"Não trocava as ovelhas por nada deste mundo"

José Maria, Pastor
José Maria, Pastor [por Mara Alves]

A seca preocupa quem vive do pastoreio. José Maria anda atrás das ovelhas há quase seis décadas. Mesmo assim não pensa deixar o ofício de uma vida. Ele e o Sarilho que o segue há sete anos. O único lamento que tem é não saber ler nem escrever.

O relógio marca meio-dia. O sol já vai alto. O calor faz-se sentir de uma forma intensa, um calor impróprio para a época, mas típico da seca que se faz sentir em todo país. Em Mosteiros, no distrito de Portalegre, a planície alentejana encontra-se devastada pela seca que teima em continuar. José Maria, pastor há 58 anos, está preocupado.

Há muitos anos que anda com um rebanho e não se lembra de um ano como este. “Parece-me que um tempo tão ruim como este ano ainda não tinha aparecido”. O suor teima em escorre-lhe pelo rosto. As tentativas de o enxugar com o lenço de tecido que tira da algibeira, de nada valem. A temperatura está muito elevada.
Aproveitando a sombra de um chaparro, José Maria senta-se para petiscar um naco de pão, um pedaço de presunto e uma laranja.

Junto dele está o “Sarilho”. É o seu cão pastor. Tem pêlo grisalho de tom acastanhado, meio sujo, fruto da idade. O “Sarilho”não abandona o dono nem um só momento, é o seu amigo mais fiel, a sua única companhia. “Este cão anda comigo há sete anos.
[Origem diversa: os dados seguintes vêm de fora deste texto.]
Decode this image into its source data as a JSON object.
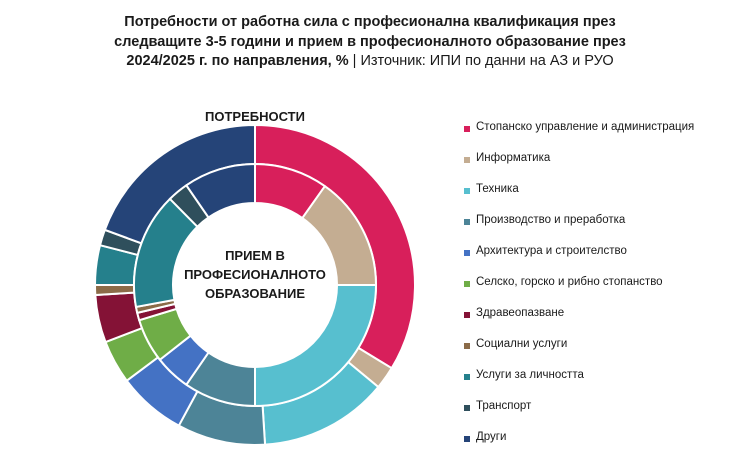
{
  "title": {
    "line1": "Потребности от работна сила с професионална квалификация през",
    "line2": "следващите 3-5 години и прием в професионалното образование през",
    "line3_bold": "2024/2025 г. по направления, % ",
    "line3_sep": "| ",
    "line3_source": "Източник: ИПИ по данни на АЗ и РУО"
  },
  "labels": {
    "outer_ring": "ПОТРЕБНОСТИ",
    "inner_ring_line1": "ПРИЕМ В",
    "inner_ring_line2": "ПРОФЕСИОНАЛНОТО",
    "inner_ring_line3": "ОБРАЗОВАНИЕ"
  },
  "chart_data": {
    "type": "pie",
    "subtype": "double-donut",
    "title": "Потребности от работна сила с професионална квалификация през следващите 3-5 години и прием в професионалното образование през 2024/2025 г. по направления, %",
    "source": "Източник: ИПИ по данни на АЗ и РУО",
    "legend_position": "right",
    "categories": [
      "Стопанско управление и администрация",
      "Информатика",
      "Техника",
      "Производство и преработка",
      "Архитектура и строителство",
      "Селско, горско и рибно стопанство",
      "Здравеопазване",
      "Социални услуги",
      "Услуги за личността",
      "Транспорт",
      "Други"
    ],
    "colors": [
      "#d81f5b",
      "#c4ad92",
      "#57bfcf",
      "#4d8497",
      "#4472c4",
      "#6fad47",
      "#841236",
      "#8b6b48",
      "#25808c",
      "#2f4f5c",
      "#254478"
    ],
    "series": [
      {
        "name": "ПОТРЕБНОСТИ",
        "ring": "outer",
        "values": [
          33.7,
          2.3,
          13.0,
          8.9,
          6.9,
          4.4,
          4.8,
          1.0,
          4.0,
          1.6,
          19.4
        ]
      },
      {
        "name": "ПРИЕМ В ПРОФЕСИОНАЛНОТО ОБРАЗОВАНИЕ",
        "ring": "inner",
        "values": [
          9.8,
          15.2,
          25.0,
          9.6,
          4.8,
          5.9,
          1.0,
          0.8,
          15.5,
          2.8,
          9.6
        ]
      }
    ]
  }
}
Tem sido a minha companhia”, lembra José Maria.

A solidão é a companhia a que este pastor já se habituou há muito tempo. Estar só já é um hábito, estranho é quando aparece alguém para conversar, porque aqui, todos os dias são iguais. Acorda-se e deita-se cedo. Faça chuva, faça sol.
Eram cinco da manhã quando José Maria se levantou. Desde sempre que é assim, o corpo de José Maria já se habituou a esta rotina de anos. “Nunca precisei de relógio levanto-me sempre de madrugada e até ao dia de hoje contam-se pelos dedos as vezes que me deixei dormir”.
Este homem nunca conheceu outra vida senão esta, a de andar atrás do rebanho. Os animais são o seu alento. “Gosto desta liberdade, de ouvir os chocalhos das ovelhas, de as ouvir a comer”.

Nunca aprendi a ler

Mas apesar do gosto por esta profissão, a vida de pastor não tem sido fácil para José Maria. Aos 7 anos de idade saiu de casa dos pais para ganhar o sustento e comprar o seu primeiro par de sapatos. Até hoje nunca mais parou.
“Já apanhei muita chuva e muito frio nesta vida, mas não trocava as ovelhas por nada deste mundo”.

Não sabe ler nem escrever, e essa é uma das frustrações da sua vida, diz com um ar emocionado. “Nunca aprendi a ler nem a escrever, tenho visto muitas escolas por fora, mas por dentro nunca vi nenhuma”. Um sonho de uma vida que o destino se encarregou de adiar, talvez para sempre. “Agora com esta idade já não tenho memória para aprender letras, o que é que se há-de fazer o destino quis assim”.